Data Jabar: 1.950 PDP-ODP Meninggal Dunia

CNN Indonesia | Senin, 13/07/2020 18:29 WIB
Gubernur Jawa Barat Ridwan Kamil memberikan keterangan pers usai rapat Gugus Tugas Percepatan Penanggulangan COVID-19 di Makodam III Siliwangi, Bandung, Jawa Barat, Senin (22/6/2020). Rapat tersebut membahas evaluasi dan perkembangan penanganan dalam memutus rantai penularan COVID-19 di Jawa Barat. ANTARA FOTO/M Agung Rajasa/wsj. Gubernur Jawa Barat Ridwan Kamil mengumumkan 1.950 meninggal dalam status pasien dalam pengawasan (PDP) dan orang dalam pemantauan (ODP).
 (Foto: ANTARA FOTO/M Agung Rajasa)
Bandung, CNN Indonesia --

Gubernur Jawa Barat Ridwan Kamil mengumumkan 1.950 meninggal dengan status pasien dalam pengawasan (PDP) dan orang dalam pemantauan (ODP).


Berdasarkan data yang dia sampaikan, sebanyak 1.631 PDP dan 138 ODP.

"Kita melaporkan per minggu ini data sudah kami terima terkait jumlah meninggal dalam status belum tentu positif (Covid-19) dalam status PDP-ODP. Jumlahnya ada 1.950," kata Emil dalam jumpa pers, Senin (13/7).


Emil menjelaskan, data kematian kasus PDP-ODP tidak bisa dikategorikan data meninggal (positif Covid-19) karena biasanya menunggu hasil tes swab dari laboratorium pengetesan.

"Bisa jadi yang ODP misalnya, meninggal bukan penyakit Covid-19 tetapi karena mudik sehingga masuk ODP. Tapi Yang ODP-PDP kalau di-swab positif digeser grupnya menjadi positif Covid-19," ujarnya.

Emil mengatakan data kematian PDP-ODP akan disampaikan di situs pantau Pusat Informasi dan Koordinasi Covid-19 Jabar (Pikobar) dalam waktu dekat.
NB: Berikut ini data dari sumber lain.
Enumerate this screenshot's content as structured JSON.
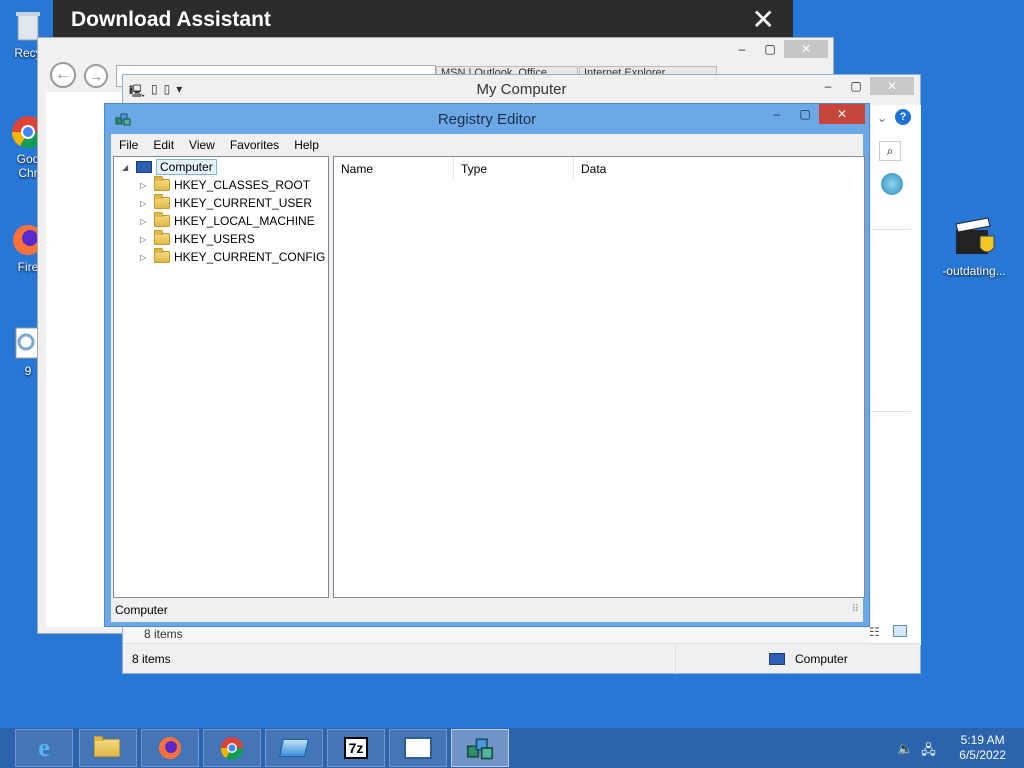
{
  "desktop": {
    "icons": [
      {
        "label": "Recy"
      },
      {
        "label": "Goo"
      },
      {
        "label": "Chr"
      },
      {
        "label": "Fire"
      },
      {
        "label": "9"
      },
      {
        "label": "-outdating..."
      }
    ]
  },
  "download_assistant": {
    "title": "Download Assistant",
    "close": "✕"
  },
  "ie": {
    "tabs": [
      "MSN | Outlook, Office...",
      "Internet Explorer..."
    ]
  },
  "my_computer": {
    "title": "My Computer",
    "status_items": "8 items",
    "inner_status": "8 items",
    "location": "Computer"
  },
  "regedit": {
    "title": "Registry Editor",
    "menu": [
      "File",
      "Edit",
      "View",
      "Favorites",
      "Help"
    ],
    "tree": {
      "root": "Computer",
      "keys": [
        "HKEY_CLASSES_ROOT",
        "HKEY_CURRENT_USER",
        "HKEY_LOCAL_MACHINE",
        "HKEY_USERS",
        "HKEY_CURRENT_CONFIG"
      ]
    },
    "columns": [
      "Name",
      "Type",
      "Data"
    ],
    "status": "Computer"
  },
  "taskbar": {
    "time": "5:19 AM",
    "date": "6/5/2022"
  }
}
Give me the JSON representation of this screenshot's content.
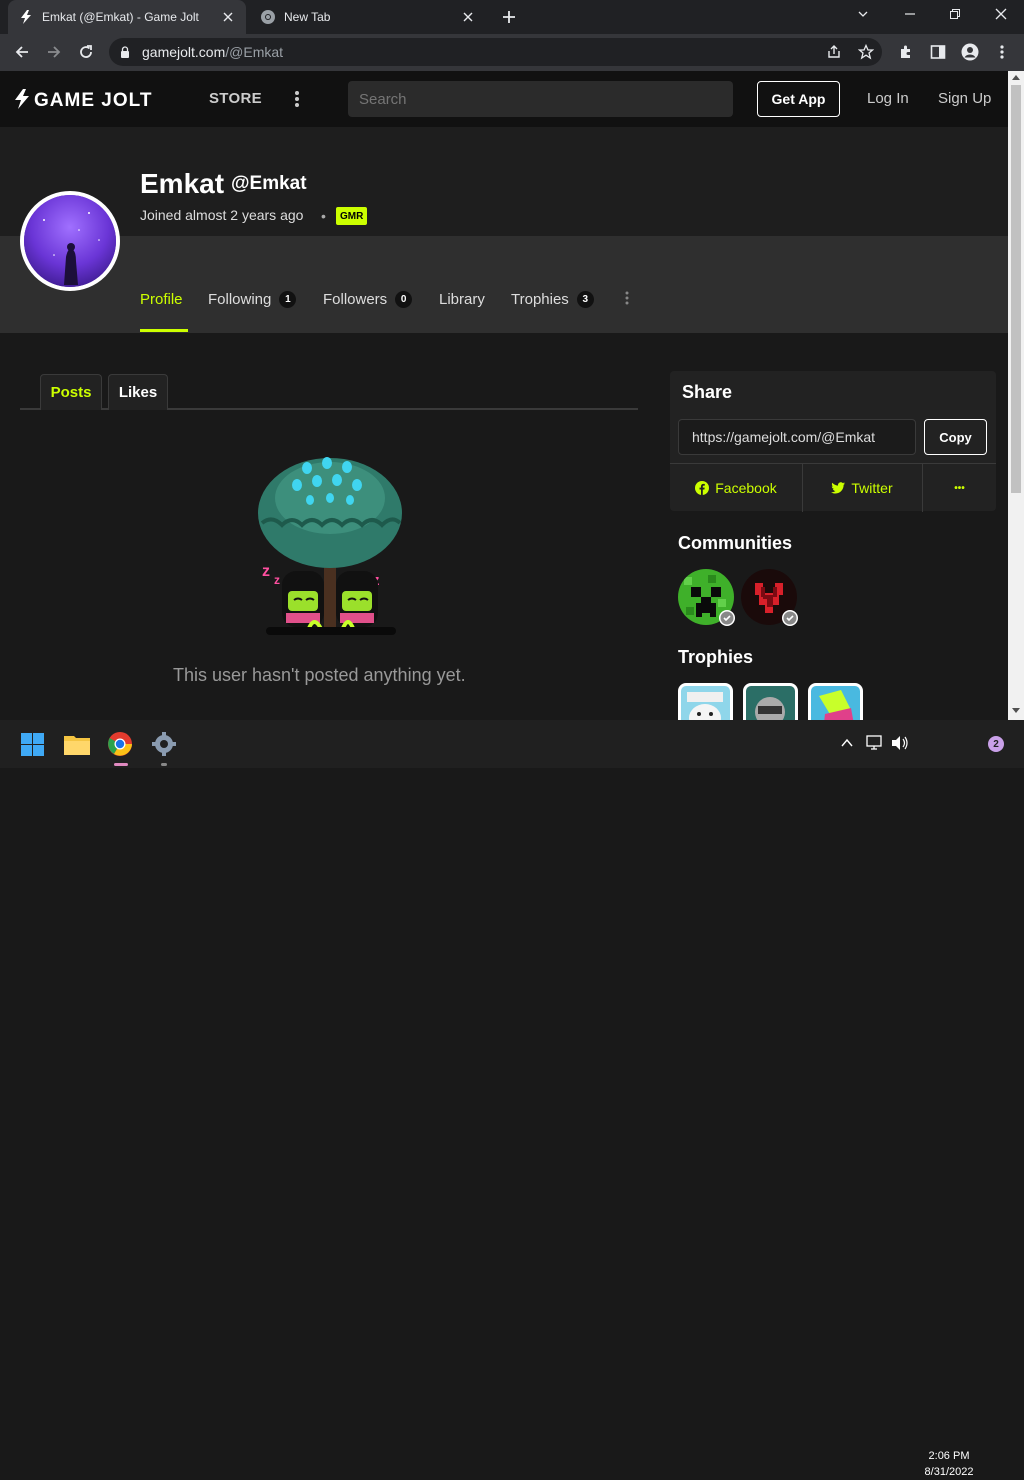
{
  "browser": {
    "tabs": [
      {
        "title": "Emkat (@Emkat) - Game Jolt",
        "active": true
      },
      {
        "title": "New Tab",
        "active": false
      }
    ],
    "url_host": "gamejolt.com",
    "url_path": "/@Emkat"
  },
  "header": {
    "logo": "GAME JOLT",
    "store": "STORE",
    "search_placeholder": "Search",
    "get_app": "Get App",
    "login": "Log In",
    "signup": "Sign Up"
  },
  "profile": {
    "name": "Emkat",
    "handle": "@Emkat",
    "joined": "Joined almost 2 years ago",
    "separator": "•",
    "badge": "GMR",
    "nav": [
      {
        "label": "Profile",
        "count": null,
        "active": true
      },
      {
        "label": "Following",
        "count": "1"
      },
      {
        "label": "Followers",
        "count": "0"
      },
      {
        "label": "Library",
        "count": null
      },
      {
        "label": "Trophies",
        "count": "3"
      }
    ]
  },
  "posts": {
    "tabs": [
      "Posts",
      "Likes"
    ],
    "empty_message": "This user hasn't posted anything yet."
  },
  "sidebar": {
    "share_title": "Share",
    "share_url": "https://gamejolt.com/@Emkat",
    "copy": "Copy",
    "facebook": "Facebook",
    "twitter": "Twitter",
    "more": "•••",
    "communities_title": "Communities",
    "trophies_title": "Trophies"
  },
  "taskbar": {
    "time": "2:06 PM",
    "date": "8/31/2022",
    "notifications": "2"
  },
  "colors": {
    "accent": "#ccff00",
    "background": "#191919",
    "header": "#111111"
  }
}
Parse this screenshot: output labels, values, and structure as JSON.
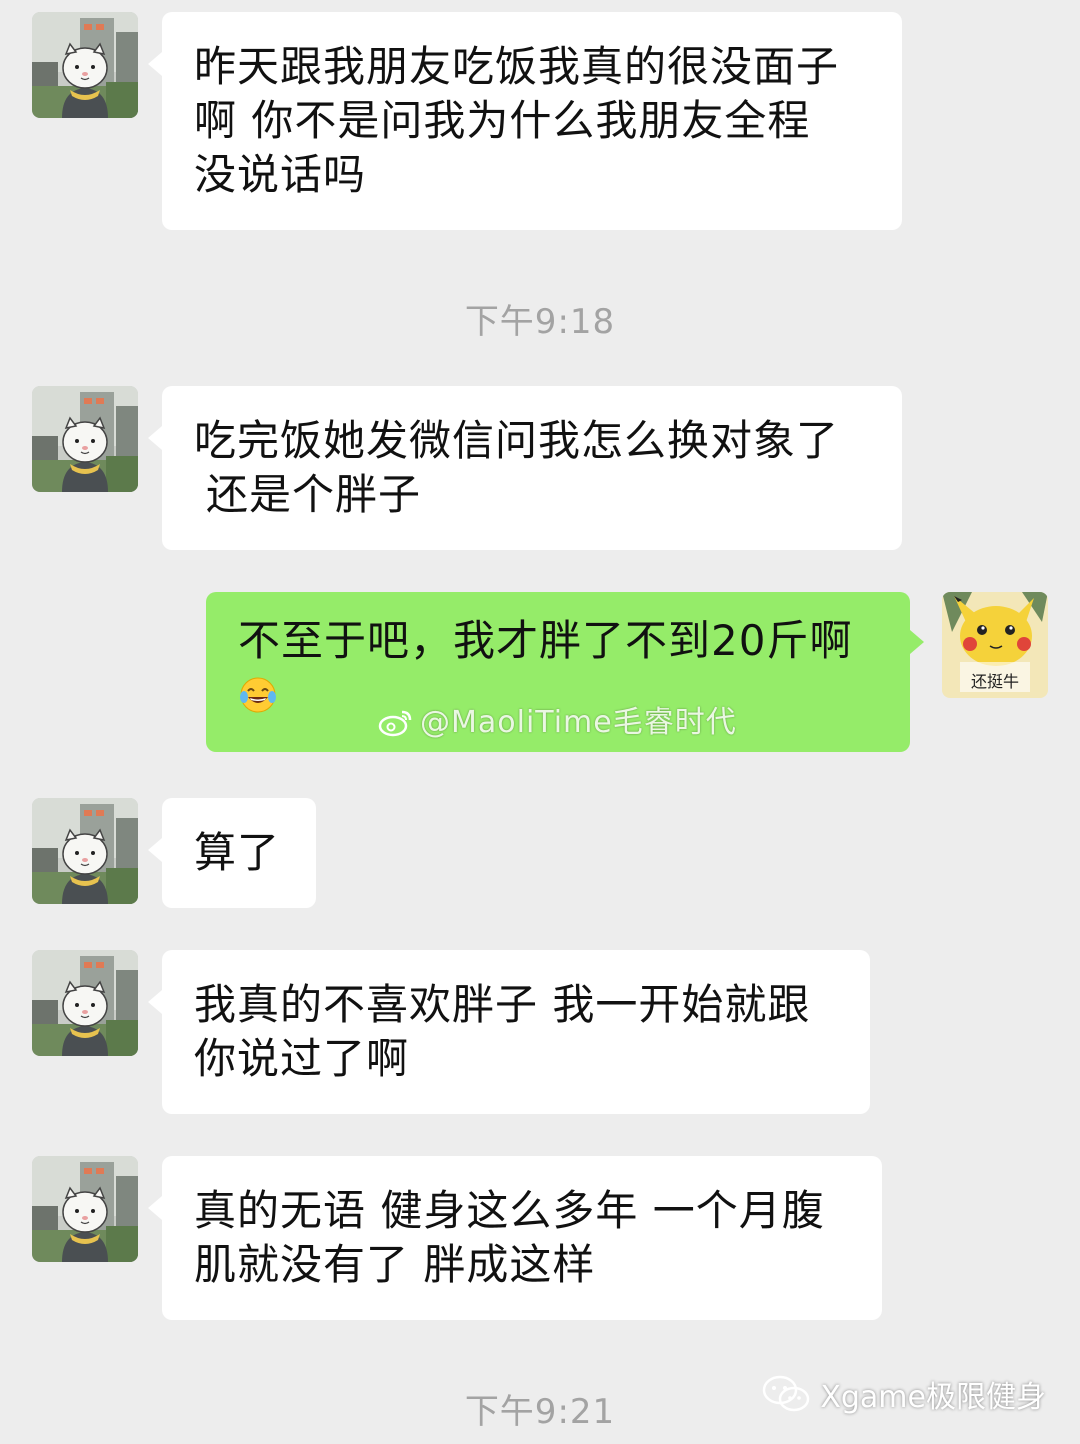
{
  "messages": [
    {
      "side": "left",
      "text_lines": [
        "昨天跟我朋友吃饭我真的很没面子",
        "啊 你不是问我为什么我朋友全程",
        "没说话吗"
      ]
    },
    {
      "side": "left",
      "text_lines": [
        "吃完饭她发微信问我怎么换对象了",
        "还是个胖子"
      ]
    },
    {
      "side": "right",
      "text_lines": [
        "不至于吧，我才胖了不到20斤啊"
      ],
      "emoji": "face-with-tears-of-joy",
      "watermark": "@MaoliTime毛睿时代"
    },
    {
      "side": "left",
      "text_lines": [
        "算了"
      ]
    },
    {
      "side": "left",
      "text_lines": [
        "我真的不喜欢胖子 我一开始就跟",
        "你说过了啊"
      ]
    },
    {
      "side": "left",
      "text_lines": [
        "真的无语 健身这么多年 一个月腹",
        "肌就没有了 胖成这样"
      ]
    }
  ],
  "timestamps": [
    "下午9:18",
    "下午9:21"
  ],
  "self_avatar": {
    "caption": "还挺牛",
    "icon": "pikachu-avatar"
  },
  "other_avatar": {
    "icon": "cartoon-cat-avatar"
  },
  "footer_watermark": "Xgame极限健身",
  "colors": {
    "background": "#ededed",
    "incoming": "#ffffff",
    "outgoing": "#95ec69",
    "timestamp": "#a3a3a3"
  }
}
"Data itu mulai hari ini dan besok sudah mulai ada di Pikobar, jadi siapapun yang ingin mengetahui data meninggal dunia bisa dilihat di sana," ucapnya.

Juru Bicara Gugus Tugas Percepatan Penanggulangan Covid-19 Jawa Barat, Berli Hamdani mengungkap alasan data kasus kematian PDP dan ODP virus corona tidak diinformasikan ke dalam situs pantau Pikobar.

Berli mengatakan, permasalahan yang terjadi bukan karena tidak ditampilkannya data tersebut di situs pantau atau aplikasi Pikobar.

"Jadi sebetulnya permasalahannya bukan pada menampilkannya tetapi yang kita tampilkan di Pikobar adalah yang terkait langsung dengan Covid-19," ucap Berli di Bandung, Rabu (8/7).


Gugus Tugas Jabar, lanjut Berli, telah melakukan pemilahan atas PDP dan ODP yang terkonfirmasi negatif atau positif corona. Sehingga, data kematian yang ditunjukkan di Pikobar, hanya yang benar-benar konfirm terpapar Covid-19 berdasarkan pemeriksaan.

Berli mengklaim, PDP dan ODP yang hasil pemeriksaan lewat tes swab PCR dinyatakan positif, termasuk setelah meninggal, akan dimasukkan ke dalam kategori kasus positif.

"Dia akan otomatis dimasukkan konfirmasi positif meninggal, sehingga tidak dicantumkan PDP atau ODP meninggal. Itulah bedanya Jawa Barat dengan provinsi lain," bebernya.

Sementara bagi yang meninggal karena penyakit lain atau penyerta, lalu begitu diperiksa negatif atau kemudian setelah meninggal baru diperiksa hasil swabnya negatif, maka tidak lagi digolongkan sebagai PDP atau ODP.

"Karena otomatis dengan menetapkan dari status kematian tersebut sudah membuat yang bersangkutan tidak lagi dilaporkan sebagai konfirmasi PDP, ODP bahkan OTG, karena tidak tidak ada hubungannya dengan Covid-19," ujar Berli.



Meski demikian, dia menambahkan, terhadap pemulasaran jenazah yang meninggal dengan status negatif tersebut tetap dilakukan sesuai protokol kesehatan.

"Pemulasaraan jenazahnya tetap dilakukan sesuai (protokol) Covid-19," tegas Berli.